I once made a wooden case for carrying and displaying books. I still remember my mum – forty years ago – looking at it in wonder and saying to me and others present ‘He made this! He took pieces of wood and he made this!’ She was so proud and, looking back, so was I.

The last ingredient for staying healthier and happier for longer is carrying on… When older people say ‘I want to die’ I don’t believe them. I think when older people really want to die they simply stop carrying on – and do so. Until then there’s something – anger, curiosity, love or something else – keeping them alive.

Carry on learning: There’s a famous Gandhi quote… ‘Live like you’ll die tomorrow, learn like you’re going to live for ever.’ I love it for urging us to never stop learning new things – facts, skills, whatever. We know that learning keeps our brains ticking over and wards off deterioration. I’m learning to hula hoop – there’s no time to explain why I took it up and my longer term plans if I succeed. Suffice it to say I’m still learning!

Some years ago I read a book called ‘How to Age by Anne Karpf. I was struck by her observation that we talk about ‘growing’ old but ageing is usually seen in negative terms – a winding down rather than a process of growth and development. The University of the Third Age is the fastest growing community organisation in my home town and that delights me (I’m hoping a new Men’s Shed will come a close second) as they share that thirst for learning in later life.

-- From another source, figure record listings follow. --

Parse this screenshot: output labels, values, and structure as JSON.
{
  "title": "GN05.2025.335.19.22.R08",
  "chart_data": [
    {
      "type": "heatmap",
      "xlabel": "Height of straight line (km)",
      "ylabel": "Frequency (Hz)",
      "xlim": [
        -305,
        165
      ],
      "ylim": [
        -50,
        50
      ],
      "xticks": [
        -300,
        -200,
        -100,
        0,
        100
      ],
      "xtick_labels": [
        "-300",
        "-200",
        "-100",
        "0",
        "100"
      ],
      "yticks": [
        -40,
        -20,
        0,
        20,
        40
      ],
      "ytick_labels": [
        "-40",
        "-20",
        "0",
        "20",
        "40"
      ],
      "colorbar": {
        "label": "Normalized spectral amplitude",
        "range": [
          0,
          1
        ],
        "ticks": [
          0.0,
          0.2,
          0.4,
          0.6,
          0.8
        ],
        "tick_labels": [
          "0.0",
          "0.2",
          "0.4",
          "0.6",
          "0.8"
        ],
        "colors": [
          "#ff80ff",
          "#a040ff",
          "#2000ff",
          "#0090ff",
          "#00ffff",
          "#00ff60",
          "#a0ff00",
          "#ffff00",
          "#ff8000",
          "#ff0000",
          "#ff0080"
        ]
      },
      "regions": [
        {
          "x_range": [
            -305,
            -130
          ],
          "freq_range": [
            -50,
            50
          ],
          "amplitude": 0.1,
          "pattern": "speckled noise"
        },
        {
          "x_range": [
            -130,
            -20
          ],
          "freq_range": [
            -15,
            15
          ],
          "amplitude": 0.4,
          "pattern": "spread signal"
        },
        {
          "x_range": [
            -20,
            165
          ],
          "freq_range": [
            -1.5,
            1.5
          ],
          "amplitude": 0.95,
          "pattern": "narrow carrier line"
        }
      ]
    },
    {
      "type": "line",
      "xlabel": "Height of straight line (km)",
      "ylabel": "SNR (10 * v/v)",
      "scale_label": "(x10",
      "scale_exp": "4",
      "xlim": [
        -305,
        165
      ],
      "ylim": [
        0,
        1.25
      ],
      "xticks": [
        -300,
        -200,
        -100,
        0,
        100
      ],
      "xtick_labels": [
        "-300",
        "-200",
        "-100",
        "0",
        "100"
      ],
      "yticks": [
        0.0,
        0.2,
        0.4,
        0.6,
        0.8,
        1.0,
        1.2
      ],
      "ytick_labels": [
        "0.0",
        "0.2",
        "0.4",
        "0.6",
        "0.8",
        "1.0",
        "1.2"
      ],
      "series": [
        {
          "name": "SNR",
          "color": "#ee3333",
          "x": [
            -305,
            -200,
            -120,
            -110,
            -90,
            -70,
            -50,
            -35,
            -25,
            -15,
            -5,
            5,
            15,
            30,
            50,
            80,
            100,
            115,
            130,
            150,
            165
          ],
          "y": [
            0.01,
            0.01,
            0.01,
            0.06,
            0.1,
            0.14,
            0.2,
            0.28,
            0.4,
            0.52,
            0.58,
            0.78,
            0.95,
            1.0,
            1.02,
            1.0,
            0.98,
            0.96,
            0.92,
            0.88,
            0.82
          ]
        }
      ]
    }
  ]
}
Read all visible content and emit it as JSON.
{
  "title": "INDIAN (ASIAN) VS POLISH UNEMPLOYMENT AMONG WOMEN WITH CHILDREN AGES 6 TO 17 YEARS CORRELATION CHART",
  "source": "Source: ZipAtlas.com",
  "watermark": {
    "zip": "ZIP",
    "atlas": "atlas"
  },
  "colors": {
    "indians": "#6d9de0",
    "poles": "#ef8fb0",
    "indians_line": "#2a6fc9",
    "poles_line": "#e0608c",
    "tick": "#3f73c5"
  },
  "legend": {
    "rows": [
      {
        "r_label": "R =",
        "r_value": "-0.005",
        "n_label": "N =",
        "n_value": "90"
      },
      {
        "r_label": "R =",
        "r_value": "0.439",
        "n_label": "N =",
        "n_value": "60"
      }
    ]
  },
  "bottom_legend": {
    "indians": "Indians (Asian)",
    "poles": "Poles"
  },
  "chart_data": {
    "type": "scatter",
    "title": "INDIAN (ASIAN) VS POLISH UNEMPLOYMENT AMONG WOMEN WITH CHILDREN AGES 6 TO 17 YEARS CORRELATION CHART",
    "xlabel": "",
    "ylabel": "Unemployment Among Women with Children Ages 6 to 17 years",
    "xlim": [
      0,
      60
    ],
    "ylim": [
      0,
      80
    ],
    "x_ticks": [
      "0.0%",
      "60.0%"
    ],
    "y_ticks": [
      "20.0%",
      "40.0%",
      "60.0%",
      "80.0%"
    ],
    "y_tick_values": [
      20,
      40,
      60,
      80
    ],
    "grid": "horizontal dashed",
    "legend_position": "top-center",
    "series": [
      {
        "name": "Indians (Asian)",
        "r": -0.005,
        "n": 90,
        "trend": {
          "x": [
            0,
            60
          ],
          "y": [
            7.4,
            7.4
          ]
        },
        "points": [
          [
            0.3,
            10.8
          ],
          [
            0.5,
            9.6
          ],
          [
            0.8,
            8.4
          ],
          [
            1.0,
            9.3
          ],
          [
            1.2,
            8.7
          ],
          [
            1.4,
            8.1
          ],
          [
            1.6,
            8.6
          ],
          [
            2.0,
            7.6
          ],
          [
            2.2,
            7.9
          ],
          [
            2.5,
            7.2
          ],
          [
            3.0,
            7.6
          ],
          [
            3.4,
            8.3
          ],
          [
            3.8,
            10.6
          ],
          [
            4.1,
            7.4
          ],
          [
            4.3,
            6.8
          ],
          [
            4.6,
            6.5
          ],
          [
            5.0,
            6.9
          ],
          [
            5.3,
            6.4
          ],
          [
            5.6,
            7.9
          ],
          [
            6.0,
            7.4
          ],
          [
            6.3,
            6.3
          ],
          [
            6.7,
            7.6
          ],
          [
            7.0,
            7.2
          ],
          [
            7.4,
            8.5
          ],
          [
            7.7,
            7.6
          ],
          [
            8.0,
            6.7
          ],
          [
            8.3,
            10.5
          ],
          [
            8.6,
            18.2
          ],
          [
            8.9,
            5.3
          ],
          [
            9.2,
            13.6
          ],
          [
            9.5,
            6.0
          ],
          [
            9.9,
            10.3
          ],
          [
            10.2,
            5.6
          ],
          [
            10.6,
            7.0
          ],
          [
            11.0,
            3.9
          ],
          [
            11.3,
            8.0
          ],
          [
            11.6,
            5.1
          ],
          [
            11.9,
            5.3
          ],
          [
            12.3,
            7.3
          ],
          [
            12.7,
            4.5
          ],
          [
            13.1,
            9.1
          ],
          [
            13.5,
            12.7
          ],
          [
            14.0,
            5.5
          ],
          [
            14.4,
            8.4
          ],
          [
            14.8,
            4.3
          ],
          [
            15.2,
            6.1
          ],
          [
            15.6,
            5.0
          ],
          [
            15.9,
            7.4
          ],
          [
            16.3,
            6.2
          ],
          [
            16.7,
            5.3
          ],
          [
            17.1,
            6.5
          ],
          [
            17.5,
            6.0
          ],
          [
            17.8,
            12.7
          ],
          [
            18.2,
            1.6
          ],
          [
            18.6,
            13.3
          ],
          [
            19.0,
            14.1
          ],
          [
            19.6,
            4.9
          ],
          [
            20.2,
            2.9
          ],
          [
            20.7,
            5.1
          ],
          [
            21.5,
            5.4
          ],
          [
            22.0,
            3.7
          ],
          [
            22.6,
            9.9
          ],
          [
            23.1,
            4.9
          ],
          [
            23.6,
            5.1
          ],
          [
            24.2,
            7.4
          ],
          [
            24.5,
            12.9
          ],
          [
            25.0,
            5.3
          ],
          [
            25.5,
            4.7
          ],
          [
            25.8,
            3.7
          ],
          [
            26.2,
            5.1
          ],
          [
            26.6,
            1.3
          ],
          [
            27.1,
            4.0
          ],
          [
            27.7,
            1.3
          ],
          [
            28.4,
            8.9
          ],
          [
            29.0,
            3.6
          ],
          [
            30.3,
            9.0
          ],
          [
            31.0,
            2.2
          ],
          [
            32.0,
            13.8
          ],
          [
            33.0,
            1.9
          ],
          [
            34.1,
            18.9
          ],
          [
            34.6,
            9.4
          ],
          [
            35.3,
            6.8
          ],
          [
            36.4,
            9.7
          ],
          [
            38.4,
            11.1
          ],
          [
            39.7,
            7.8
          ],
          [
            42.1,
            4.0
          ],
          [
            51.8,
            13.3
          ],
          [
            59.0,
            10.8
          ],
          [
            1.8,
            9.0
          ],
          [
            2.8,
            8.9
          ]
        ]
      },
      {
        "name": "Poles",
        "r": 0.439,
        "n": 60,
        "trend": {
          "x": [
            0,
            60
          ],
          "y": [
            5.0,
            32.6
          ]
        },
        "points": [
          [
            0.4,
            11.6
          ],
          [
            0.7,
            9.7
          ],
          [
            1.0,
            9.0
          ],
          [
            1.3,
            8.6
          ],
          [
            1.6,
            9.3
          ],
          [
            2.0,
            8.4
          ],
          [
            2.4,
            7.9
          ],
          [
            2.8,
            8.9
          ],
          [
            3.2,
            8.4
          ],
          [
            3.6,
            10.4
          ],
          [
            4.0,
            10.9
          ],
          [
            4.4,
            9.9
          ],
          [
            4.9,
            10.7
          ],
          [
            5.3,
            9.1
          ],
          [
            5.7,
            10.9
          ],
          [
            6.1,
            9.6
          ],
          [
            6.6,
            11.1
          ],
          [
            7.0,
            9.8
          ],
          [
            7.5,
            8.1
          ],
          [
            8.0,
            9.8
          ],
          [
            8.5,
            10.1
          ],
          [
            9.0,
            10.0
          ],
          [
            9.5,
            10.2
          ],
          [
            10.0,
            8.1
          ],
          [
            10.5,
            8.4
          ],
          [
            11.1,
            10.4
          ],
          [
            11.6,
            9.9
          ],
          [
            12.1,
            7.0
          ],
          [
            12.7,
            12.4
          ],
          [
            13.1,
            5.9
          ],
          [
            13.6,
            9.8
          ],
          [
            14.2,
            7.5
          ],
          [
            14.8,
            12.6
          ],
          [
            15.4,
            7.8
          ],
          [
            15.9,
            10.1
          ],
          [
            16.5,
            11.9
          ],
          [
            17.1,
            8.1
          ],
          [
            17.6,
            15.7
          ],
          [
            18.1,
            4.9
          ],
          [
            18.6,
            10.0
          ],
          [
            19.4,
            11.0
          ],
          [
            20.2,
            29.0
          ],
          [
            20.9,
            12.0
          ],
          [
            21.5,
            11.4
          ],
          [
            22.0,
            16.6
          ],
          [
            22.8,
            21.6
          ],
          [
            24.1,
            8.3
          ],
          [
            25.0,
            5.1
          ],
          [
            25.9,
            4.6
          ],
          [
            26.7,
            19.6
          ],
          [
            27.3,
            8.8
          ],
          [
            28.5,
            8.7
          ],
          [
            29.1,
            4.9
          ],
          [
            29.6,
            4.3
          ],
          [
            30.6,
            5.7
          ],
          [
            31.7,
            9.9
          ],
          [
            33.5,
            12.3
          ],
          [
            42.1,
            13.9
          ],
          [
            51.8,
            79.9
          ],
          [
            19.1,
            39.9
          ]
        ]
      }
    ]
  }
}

Carry on moving: For me that means running and walking, for others it may be swimming, cycling, even dancing. It doesn’t have to be long, hard or fast – just regular and enjoyable (which raises the brain’s serotonin and lowers cortisol; good for managing stress)

My wife works in the NHS and knows the stresses and strains that afflict the service. As  a consumer of a full range of medications over the past 20 years – from Prozac for depression to Alendronic Acid for osteoporosis – I consider it my duty to try to now stay clear of the health service for as long as possible through self-medication with connecting, creating, and carrying on.